Machel was no democrat
IF DEPUTY president Cyril Ramaphosa is to realise his ambition of improving economic opportunities for all (The Mercury, October 18), then he had better brush up on his history first.
It beggars belief that Ramaphosa should regard Samora Machel of Mozambique as a democrat who advanced “the interests of the masses”. Nothing could be further from the truth.
In the first place, Machel seized power in Mozambique following the withdrawal of the Portuguese colonial authority. He declared a one-party Marxist-Leninist state in 1977 and nationalised all private property.

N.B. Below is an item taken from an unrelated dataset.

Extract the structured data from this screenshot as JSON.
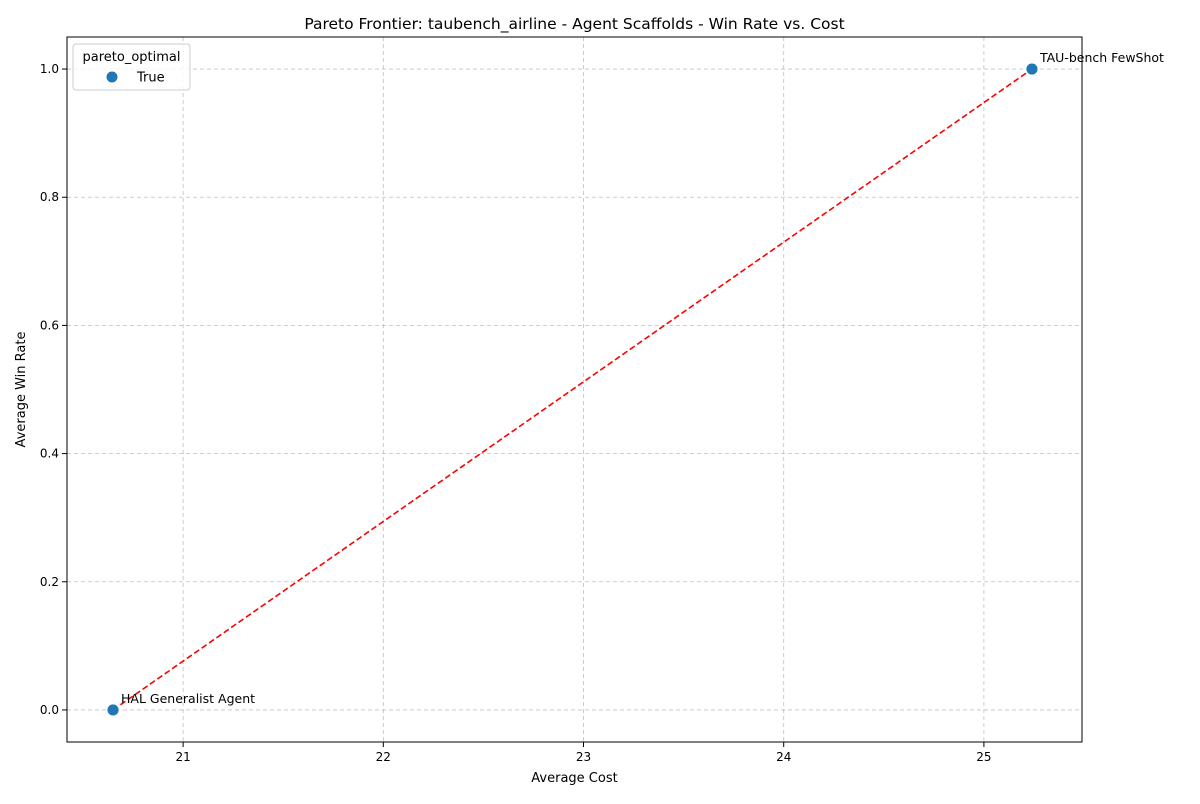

Those who opposed him were tortured and killed. As Stalin and Mao Tse Tung had done, with appalling human and economic consequences, Machel set up huge collective farms in which the peasantry were incarcerated and forced to work on meagre rations. As a result, more than 300 000 Mozambicans sought refuge, ironically, in apartheid South Africa from the tyranny of Machel’s liberation.
Not only did Machel attempt to wipe out Christianity through sustained persecution and execution of church leaders and followers, but he succeeded in transforming Mozambique into the poorest country in Africa with a negative growth rate of minus 8.6% according to the World Bank. His death in 1986, by accident or design, rid Africa of one of its most cruel and merciless tyrants.
For Sol Makgabutlane (Mercury, October 19) to label Machel a “gallant champion” of the oppressed is a shocking perversion of history.